Task Fault Tolerance

Task fault tolerance enables an Engine to continue executing a task even if it logs off of a Broker, so that it does not lose work due to a Broker failure. This means that if an Engine is working on a task, and it logs off the Broker, it does not immediately exit. Rather, it continues to work on that task, while continuing attempts to log in to a Broker with the Service on which it is working. If it does not log back in within a defined time period, it exits. If it does log back in, it notifies the Broker that it is working on the task. If the task is completed, it immediately sends the result; otherwise, it does so upon completion.

Using this feature is only recommended when you have individual tasks that take many hours to finish. For example, if a report runs during the night and some tasks take eight hours to process, task fault tolerance ensures that the eight-hour tasks don’t have to start from the beginning if the Broker fails at 7 AM. Enabling task fault tolerance can diminish the efficiency of the grid, since it redundantly schedules all outstanding tasks. For short tasks, it’s usually more efficient to simply recalculate tasks in the event of a Broker failure.

Consider the following example of task fault tolerance:

1. An Engine and Driver are connected to Broker A. The Driver submitted a Service, and an Engine is working on that Service.
2. Broker A goes down.
3. The Driver tries to reconnect with Broker A. The Engine continues working and tries to reconnect to Broker A.
4. After five minutes, the Driver gives up attempts to connect to Broker A. It connects to Broker B and resubmits outstanding work.
5. The Service is now on Broker B. The Engine logs in to Broker B and indicates that it is taking that task. If the Engine already finished its work, it immediately writes the task. Otherwise, after it completes its work, it writes its task.

If another Engine takes the task by the time the original Engine logs in, no attempt is made to cancel the task on the Broker. It is the same as a redundantly rescheduled task.

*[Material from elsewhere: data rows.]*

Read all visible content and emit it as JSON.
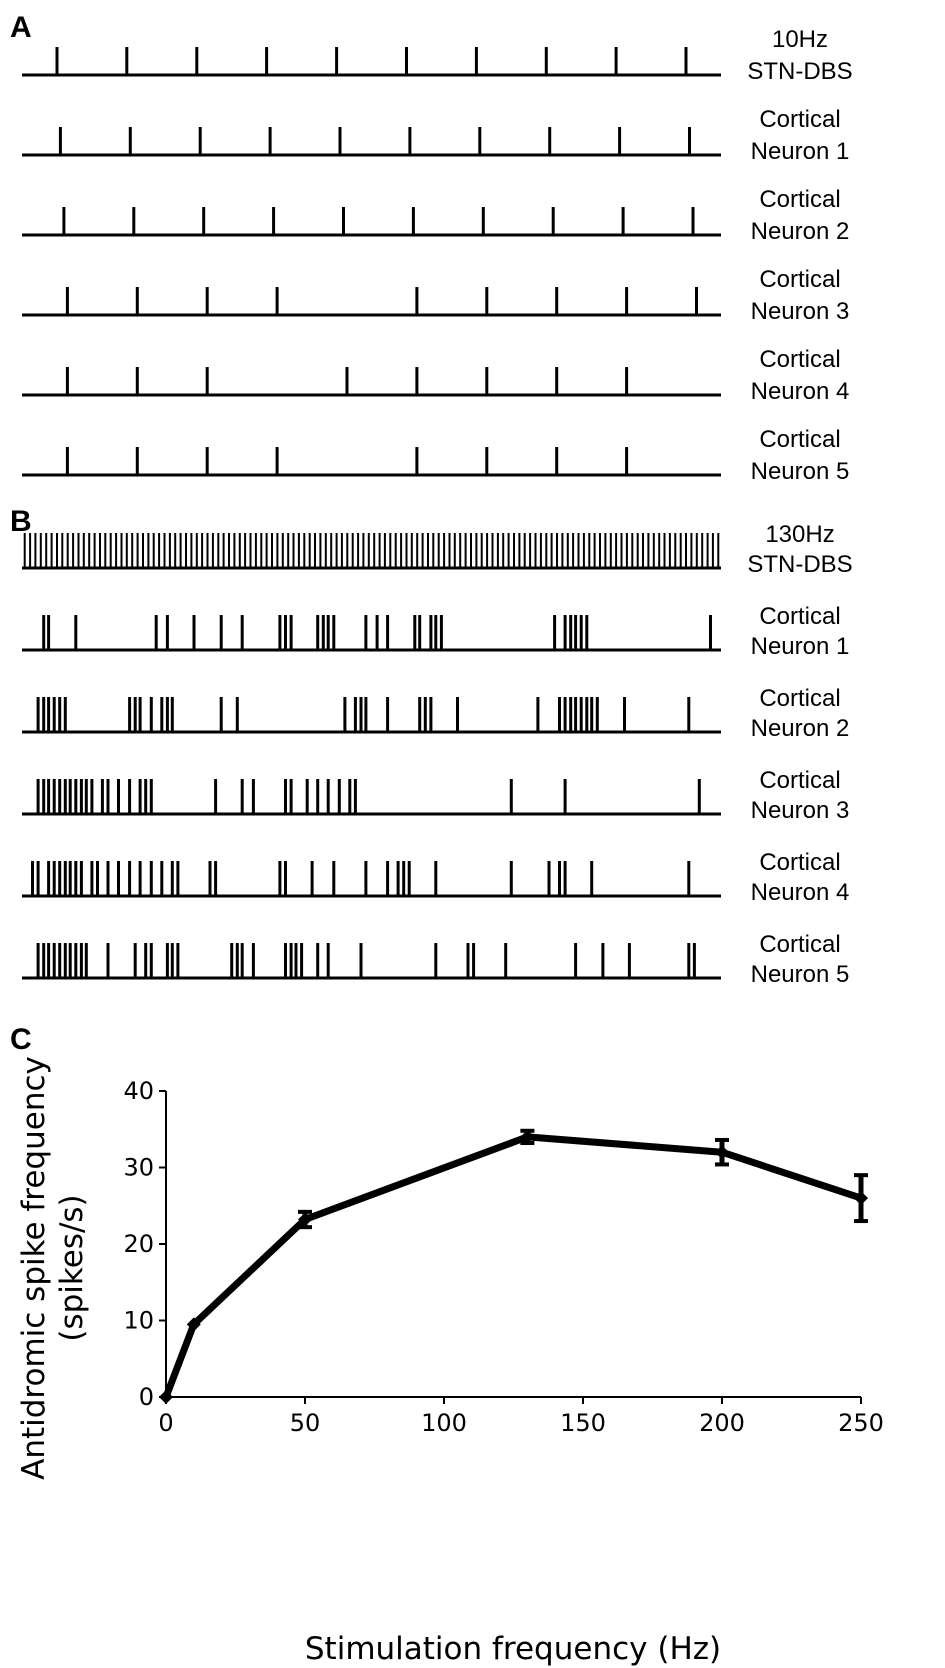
{
  "chart_data": [
    {
      "type": "raster",
      "panel_label": "A",
      "rows": [
        {
          "label_lines": [
            "10Hz",
            "STN-DBS"
          ],
          "spikes": [
            0.05,
            0.15,
            0.25,
            0.35,
            0.45,
            0.55,
            0.65,
            0.75,
            0.85,
            0.95
          ]
        },
        {
          "label_lines": [
            "Cortical",
            "Neuron 1"
          ],
          "spikes": [
            0.055,
            0.155,
            0.255,
            0.355,
            0.455,
            0.555,
            0.655,
            0.755,
            0.855,
            0.955
          ]
        },
        {
          "label_lines": [
            "Cortical",
            "Neuron 2"
          ],
          "spikes": [
            0.06,
            0.16,
            0.26,
            0.36,
            0.46,
            0.56,
            0.66,
            0.76,
            0.86,
            0.96
          ]
        },
        {
          "label_lines": [
            "Cortical",
            "Neuron 3"
          ],
          "spikes": [
            0.065,
            0.165,
            0.265,
            0.365,
            0.565,
            0.665,
            0.765,
            0.865,
            0.965
          ]
        },
        {
          "label_lines": [
            "Cortical",
            "Neuron 4"
          ],
          "spikes": [
            0.065,
            0.165,
            0.265,
            0.465,
            0.565,
            0.665,
            0.765,
            0.865
          ]
        },
        {
          "label_lines": [
            "Cortical",
            "Neuron 5"
          ],
          "spikes": [
            0.065,
            0.165,
            0.265,
            0.365,
            0.565,
            0.665,
            0.765,
            0.865
          ]
        }
      ]
    },
    {
      "type": "raster",
      "panel_label": "B",
      "rows": [
        {
          "label_lines": [
            "130Hz",
            "STN-DBS"
          ],
          "dense_train_hz": 130
        },
        {
          "label_lines": [
            "Cortical",
            "Neuron 1"
          ],
          "spikes": [
            0.031,
            0.038,
            0.077,
            0.192,
            0.208,
            0.246,
            0.285,
            0.315,
            0.369,
            0.377,
            0.385,
            0.423,
            0.431,
            0.438,
            0.446,
            0.492,
            0.508,
            0.523,
            0.562,
            0.569,
            0.585,
            0.592,
            0.6,
            0.762,
            0.777,
            0.785,
            0.792,
            0.8,
            0.808,
            0.985
          ]
        },
        {
          "label_lines": [
            "Cortical",
            "Neuron 2"
          ],
          "spikes": [
            0.023,
            0.031,
            0.038,
            0.046,
            0.054,
            0.062,
            0.154,
            0.162,
            0.169,
            0.185,
            0.2,
            0.208,
            0.215,
            0.285,
            0.308,
            0.462,
            0.477,
            0.485,
            0.492,
            0.523,
            0.569,
            0.577,
            0.585,
            0.623,
            0.738,
            0.769,
            0.777,
            0.785,
            0.792,
            0.8,
            0.808,
            0.815,
            0.823,
            0.862,
            0.954
          ]
        },
        {
          "label_lines": [
            "Cortical",
            "Neuron 3"
          ],
          "spikes": [
            0.023,
            0.031,
            0.038,
            0.046,
            0.054,
            0.062,
            0.069,
            0.077,
            0.085,
            0.092,
            0.1,
            0.115,
            0.123,
            0.138,
            0.154,
            0.169,
            0.177,
            0.185,
            0.277,
            0.315,
            0.331,
            0.377,
            0.385,
            0.408,
            0.423,
            0.438,
            0.454,
            0.469,
            0.477,
            0.7,
            0.777,
            0.969
          ]
        },
        {
          "label_lines": [
            "Cortical",
            "Neuron 4"
          ],
          "spikes": [
            0.015,
            0.023,
            0.038,
            0.046,
            0.054,
            0.062,
            0.069,
            0.077,
            0.085,
            0.1,
            0.108,
            0.123,
            0.138,
            0.154,
            0.169,
            0.185,
            0.2,
            0.215,
            0.223,
            0.269,
            0.277,
            0.369,
            0.377,
            0.415,
            0.446,
            0.492,
            0.523,
            0.538,
            0.546,
            0.554,
            0.592,
            0.7,
            0.754,
            0.769,
            0.777,
            0.815,
            0.954
          ]
        },
        {
          "label_lines": [
            "Cortical",
            "Neuron 5"
          ],
          "spikes": [
            0.023,
            0.031,
            0.038,
            0.046,
            0.054,
            0.062,
            0.069,
            0.077,
            0.085,
            0.092,
            0.123,
            0.162,
            0.177,
            0.185,
            0.208,
            0.215,
            0.223,
            0.3,
            0.308,
            0.315,
            0.331,
            0.377,
            0.385,
            0.392,
            0.4,
            0.423,
            0.438,
            0.485,
            0.592,
            0.638,
            0.646,
            0.692,
            0.792,
            0.831,
            0.869,
            0.954,
            0.962
          ]
        }
      ]
    },
    {
      "type": "line",
      "panel_label": "C",
      "x": [
        0,
        10,
        50,
        130,
        200,
        250
      ],
      "y": [
        0,
        9.5,
        23.2,
        34,
        32,
        26
      ],
      "error": [
        0,
        0,
        1.0,
        0.8,
        1.6,
        3.0
      ],
      "xlabel": "Stimulation frequency (Hz)",
      "ylabel_lines": [
        "Antidromic spike frequency",
        "(spikes/s)"
      ],
      "xlim": [
        0,
        250
      ],
      "ylim": [
        0,
        40
      ],
      "xticks": [
        0,
        50,
        100,
        150,
        200,
        250
      ],
      "yticks": [
        0,
        10,
        20,
        30,
        40
      ],
      "grid": false,
      "line_color": "#000000"
    }
  ]
}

The situation is similar when an Engine logs into a Failover Broker and works on a task. When the Driver switches back to the Primary Broker, the Engine logs off the Failover Broker and reconnects to the Primary Broker. The task is not canceled.

To enable task fault tolerance, go to Admin > System Admin > Manager Configuration > Engines and Clients, and change the value of Engine Timeout Minutes. Make the Engine timeout longer than the Driver’s timeout, which is the value of DSBrokerTimeout set in the driver.properties file (five minutes by default.) Note that changes to this value take effect at the next Engine Login.

To use task fault tolerance, another Broker must be available for failover, and the Client running the session must fail over to the Broker and resubmit its session.

No attempt is made upon login of the Engine running a fault-tolerant task to cancel that same task if it has already been taken by another Engine.